ゆめのかよいぢ、ひとめよくらむ。ある日、女は微睡みのなか、暗い森に立ち尽くしていた。これは夢の中であろう、と女は推察した。というのも、目の前に広がる光景があまりにも、非現実的だったから。
月に照らされて、季節も大きさも、色もとりどりの花が咲き乱れていたのだ。だというのになにだか、爽やかなミントの香りがしていた。
女はそれをぼうっと見やって、きれいだな……と適当なことを考えていたが。
「やあ、こんばんは」
「ルーサーさま」
振り向くとそこにいたのは、女が住まう屋敷の主、ルーサーであった。
夢に現れる彼は普段より小柄で表情豊かだ。屋敷の管理、監視を行っているルーサーは無表情で物静か、そして時に厳しく甲斐甲斐しく小言を言っているのが常であった。しかし夢の中ではそうではない。
その少し幼い容姿に引きずられてか、少年らしい言動が目立つのが可愛らしかった。
「隣に行っても?」
「もちろんです」
ルーサーは膝を折って女の立つ横に座り、手を伸べて女に座るよう示した。
夢にルーサーが現れるのは初めてではない。以前ランダルと共に夢の中で出会った彼と同じように、見た目にそぐわぬ自信と威厳に満ちた表情、仕草だった。
「きれいですね……」
「本当に。……おや」
ルーサーは目の前に生えているベリーを少しとって、それをぽいと口に放り込んだ。
もぐもぐとそれを咀嚼するさまはやはり、普段のワイルドなそれとは異なっている。頬をふくらませながら味わう様子はほんの少しの幼さをはらんでいた。
「うん、きっとおまえの口にも合うだろう」
そして何を思ったか、その果実をもうひとつ摘んで女の口許へと運ぶ。少しためらいつつ、女はそれをぱくりと食べた。マナー違反を叱られるかとルーサーの様子を窺うも、彼は特に何も気にしていないようであった。
それはやはり、一般的なベリーの味とほとんど変わりなかった。冷凍で売られているものより香りが強くて美味しいような、しかし思いすごしと言われれば否定できないような。
「美味しいかい?」
「はい、とても。嬉しいです。ルーサーさまに頂いたと思うと、特に」
ルーサーはふにゃりと笑顔を浮かべる女を見遣り、どこからか取り出したハンカチで女の口許を拭って苦笑交じりに言った。
「おまえは本当に、私が好きだね……」
その「好き」の意味を図りかねて、女は少し黙った。
ふとベリーの横に咲く花を……名前も知らぬ花を摘んで、ルーサーに手渡した。
彼は何も言わずそれを受け取り、上目遣いで女を見上げる。ジャスミンのような、ほんのり甘い香りがした、気がした。

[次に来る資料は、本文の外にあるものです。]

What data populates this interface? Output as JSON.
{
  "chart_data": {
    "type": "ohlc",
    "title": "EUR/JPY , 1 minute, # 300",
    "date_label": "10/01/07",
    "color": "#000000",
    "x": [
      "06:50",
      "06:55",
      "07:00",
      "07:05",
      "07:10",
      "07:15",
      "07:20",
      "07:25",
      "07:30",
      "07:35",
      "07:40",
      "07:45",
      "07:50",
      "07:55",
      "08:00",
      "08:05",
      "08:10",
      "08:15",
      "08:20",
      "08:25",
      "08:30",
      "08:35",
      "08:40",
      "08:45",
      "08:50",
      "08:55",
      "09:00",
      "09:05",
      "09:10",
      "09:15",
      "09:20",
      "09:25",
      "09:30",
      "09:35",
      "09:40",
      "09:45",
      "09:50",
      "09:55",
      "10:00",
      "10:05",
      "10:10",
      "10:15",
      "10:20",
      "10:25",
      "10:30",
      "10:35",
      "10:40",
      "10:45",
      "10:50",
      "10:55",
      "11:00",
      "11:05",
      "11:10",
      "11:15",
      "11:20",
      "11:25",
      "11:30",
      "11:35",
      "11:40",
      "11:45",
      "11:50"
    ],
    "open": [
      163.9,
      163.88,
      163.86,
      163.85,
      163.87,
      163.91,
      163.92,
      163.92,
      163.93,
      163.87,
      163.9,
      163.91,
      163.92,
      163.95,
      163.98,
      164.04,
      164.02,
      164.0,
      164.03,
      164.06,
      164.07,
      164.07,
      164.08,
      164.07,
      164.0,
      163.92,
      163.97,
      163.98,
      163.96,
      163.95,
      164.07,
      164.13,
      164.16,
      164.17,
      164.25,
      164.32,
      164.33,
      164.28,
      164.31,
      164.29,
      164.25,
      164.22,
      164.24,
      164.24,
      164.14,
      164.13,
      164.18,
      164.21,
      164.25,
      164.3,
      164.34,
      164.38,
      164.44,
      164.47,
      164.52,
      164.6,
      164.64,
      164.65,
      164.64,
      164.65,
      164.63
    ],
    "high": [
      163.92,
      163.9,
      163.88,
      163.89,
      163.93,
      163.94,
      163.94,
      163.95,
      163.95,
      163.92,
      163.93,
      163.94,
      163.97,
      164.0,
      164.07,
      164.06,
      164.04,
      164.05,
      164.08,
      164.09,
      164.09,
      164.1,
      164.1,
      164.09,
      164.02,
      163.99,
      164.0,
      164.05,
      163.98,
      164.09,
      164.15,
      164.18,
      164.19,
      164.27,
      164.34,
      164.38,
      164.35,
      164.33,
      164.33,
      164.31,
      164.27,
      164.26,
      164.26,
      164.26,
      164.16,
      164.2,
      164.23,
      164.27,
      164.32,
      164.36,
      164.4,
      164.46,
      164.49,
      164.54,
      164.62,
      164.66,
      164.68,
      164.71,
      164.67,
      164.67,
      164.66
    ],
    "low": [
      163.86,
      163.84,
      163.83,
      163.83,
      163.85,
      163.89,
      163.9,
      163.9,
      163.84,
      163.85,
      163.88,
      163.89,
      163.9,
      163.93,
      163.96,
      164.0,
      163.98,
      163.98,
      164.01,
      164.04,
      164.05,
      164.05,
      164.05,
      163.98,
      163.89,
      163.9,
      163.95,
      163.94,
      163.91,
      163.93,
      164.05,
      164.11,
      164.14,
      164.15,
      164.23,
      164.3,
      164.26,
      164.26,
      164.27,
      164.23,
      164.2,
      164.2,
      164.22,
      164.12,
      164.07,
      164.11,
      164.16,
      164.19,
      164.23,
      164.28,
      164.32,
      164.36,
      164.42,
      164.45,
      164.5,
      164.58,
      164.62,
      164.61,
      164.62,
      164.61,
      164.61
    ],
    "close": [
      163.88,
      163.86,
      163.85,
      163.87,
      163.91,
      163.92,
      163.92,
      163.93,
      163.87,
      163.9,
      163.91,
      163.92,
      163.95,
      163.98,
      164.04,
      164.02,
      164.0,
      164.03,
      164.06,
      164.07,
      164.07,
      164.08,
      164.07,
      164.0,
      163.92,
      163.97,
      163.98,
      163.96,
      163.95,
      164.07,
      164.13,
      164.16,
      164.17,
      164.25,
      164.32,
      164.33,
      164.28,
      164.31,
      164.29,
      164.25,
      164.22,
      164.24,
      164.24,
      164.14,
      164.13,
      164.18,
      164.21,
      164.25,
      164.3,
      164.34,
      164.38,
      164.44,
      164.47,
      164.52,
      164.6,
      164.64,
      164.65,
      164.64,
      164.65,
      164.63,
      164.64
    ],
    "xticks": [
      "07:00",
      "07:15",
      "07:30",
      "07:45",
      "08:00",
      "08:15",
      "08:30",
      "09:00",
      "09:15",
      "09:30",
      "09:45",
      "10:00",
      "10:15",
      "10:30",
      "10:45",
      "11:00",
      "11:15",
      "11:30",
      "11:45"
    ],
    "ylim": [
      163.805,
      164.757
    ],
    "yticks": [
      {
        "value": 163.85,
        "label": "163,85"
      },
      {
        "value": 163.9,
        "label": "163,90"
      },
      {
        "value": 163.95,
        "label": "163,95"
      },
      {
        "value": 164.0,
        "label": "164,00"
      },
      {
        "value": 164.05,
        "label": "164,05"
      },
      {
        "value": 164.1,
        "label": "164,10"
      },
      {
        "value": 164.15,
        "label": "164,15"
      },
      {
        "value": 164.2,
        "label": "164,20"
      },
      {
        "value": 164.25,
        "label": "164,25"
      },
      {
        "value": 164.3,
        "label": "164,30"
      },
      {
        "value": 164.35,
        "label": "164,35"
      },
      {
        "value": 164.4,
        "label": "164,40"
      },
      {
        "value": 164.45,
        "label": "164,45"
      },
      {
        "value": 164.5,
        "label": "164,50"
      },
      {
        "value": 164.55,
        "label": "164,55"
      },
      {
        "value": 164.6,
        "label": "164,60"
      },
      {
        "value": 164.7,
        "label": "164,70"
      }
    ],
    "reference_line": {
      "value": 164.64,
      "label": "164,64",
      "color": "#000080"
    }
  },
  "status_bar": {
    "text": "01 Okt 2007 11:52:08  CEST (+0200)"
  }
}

「もちろん私、ルーサーさんのこと……お慕いしてますが。でも、それだけじゃないですよね」
「……どうしてそう、思ったのかな」
「ふふ、だってルーサーさま。私、ランダルくんと一緒にいたわけじゃないんですよ」
ルーサーの表情は見たこともないような、少し驚きに満ちたものに変化した。
女はそれをみとめて、口の端を上げる。
「私の夢に、来てくださったんですよね。ありがとうございます」
虚をつかれた少年は……ルーサーは固まって。
そして、ふいと目を逸らして向こうを向いた。
彼の真っ赤に染まった顔は、まるで先程手ずから与えてくれたベリーのようで、……とても、とても可愛らしいものであった。